I've tried the SSE version on quite a number of architectures now (Athlon XP, AMD64, Coppermine PIII, Tualatin PIII) and (working near the trough of a cycle) there seems to be a reasonably constant speedup for all of them. I've reduced my "figure of merit" to a number which represents the new time as a fraction of the old time. On a range of hosts I've looked at so far, that number seems to be around 0.84 +/- 0.02. Please be aware that these were done quickly by choosing suitable hosts that had a series of tasks in the cache that had consecutive seq#s in the trough area of the cycle and thus do not represent what might be happening near a peak. Also, the "saw-tooth" variations close to a trough may be affecting the issue as well, so you can't put a high degree of reliance on this. I just wanted a ball park number and I'm happy with 0.84 for that purpose.
Cheers,
Gary.
I've done some experiments on
)
I've done some experiments on a Core 2 Duo which seem to indicate that the SSE2 version is even faster. I'll have to do some more profiling and tests, tho. I think Bernd mentioned before that it might be worthwhile to have a "reference" stand-alone workunit that could be used to benchmark the app, and my tests go alaong this path.
CU
Bikeman
RE: I've done some
)
Hmmmm .... I remember that suggestion.
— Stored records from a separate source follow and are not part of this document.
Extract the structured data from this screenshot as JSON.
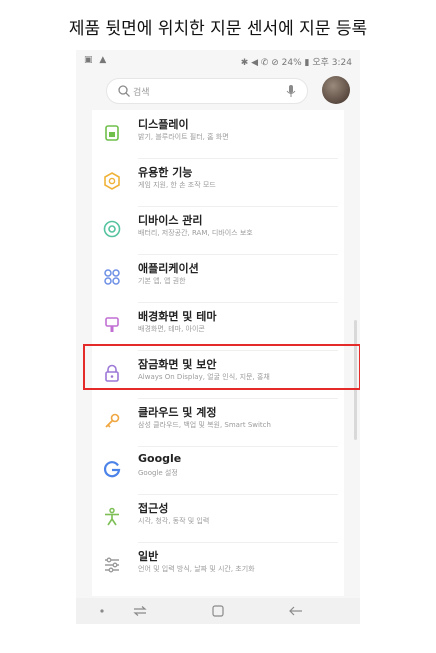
{
  "caption": "제품 뒷면에 위치한 지문 센서에 지문 등록",
  "status_bar": {
    "left": "▣ ▲",
    "right": "✱ ◀ ✆ ⊘ 24% ▮ 오후 3:24"
  },
  "search": {
    "placeholder": "검색"
  },
  "menu_items": [
    {
      "title": "디스플레이",
      "subtitle": "밝기, 블루라이트 필터, 홈 화면",
      "icon": "display-icon",
      "color": "#6fbf4a"
    },
    {
      "title": "유용한 기능",
      "subtitle": "게임 지원, 한 손 조작 모드",
      "icon": "gear-icon",
      "color": "#f0b33a"
    },
    {
      "title": "디바이스 관리",
      "subtitle": "배터리, 저장공간, RAM, 디바이스 보호",
      "icon": "device-care-icon",
      "color": "#56c3a0"
    },
    {
      "title": "애플리케이션",
      "subtitle": "기본 앱, 앱 권한",
      "icon": "apps-icon",
      "color": "#6c8fe6"
    },
    {
      "title": "배경화면 및 테마",
      "subtitle": "배경화면, 테마, 아이콘",
      "icon": "brush-icon",
      "color": "#c16fd3"
    },
    {
      "title": "잠금화면 및 보안",
      "subtitle": "Always On Display, 얼굴 인식, 지문, 홍채",
      "icon": "lock-icon",
      "color": "#9b78d6"
    },
    {
      "title": "클라우드 및 계정",
      "subtitle": "삼성 클라우드, 백업 및 복원, Smart Switch",
      "icon": "key-icon",
      "color": "#f0a640"
    },
    {
      "title": "Google",
      "subtitle": "Google 설정",
      "icon": "google-icon",
      "color": "#4c83e8"
    },
    {
      "title": "접근성",
      "subtitle": "시각, 청각, 동작 및 입력",
      "icon": "accessibility-icon",
      "color": "#7dbf55"
    },
    {
      "title": "일반",
      "subtitle": "언어 및 입력 방식, 날짜 및 시간, 초기화",
      "icon": "sliders-icon",
      "color": "#9a9a9a"
    }
  ],
  "colors": {
    "highlight": "#e52a2a"
  }
}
What type(s) of platform(s) would be useful to devote to such 'reference' testing?
Cheers, Mike.
I have made this letter longer than usual because I lack the time to make it shorter ...
... and my other CPU is a Ryzen 5950X :-) Blaise Pascal
I just installed the beta app
)
I just installed the beta app (not the SSE2 version yet) on my Fedora 7 -32 bit host.
The result that was in progress picked up fine and is crunching away.
The one that just downloaded and that is branded with 4.49 has an estimated time to completion of 40:26:20. It should take about 9.
DCF (as grabbed from client_state.xml) is 0.922172
Oh wise people, what did I do wrong?
Kathryn :o)
Einstein@Home Moderator
RE: I just installed the
)
Switching Apps in the middle of a task usually confuses the run-time estimation, but I don't precisely know why.
BM
BM
Both of my quads are running
)
Both of my quads are running the SSE2 version (the AMD 9600 Black @ 2.616 and Intel Q6600 @ 2.9)if someone wants to snag the data from them, or if Bernd just wants an easier way to know how many are testing.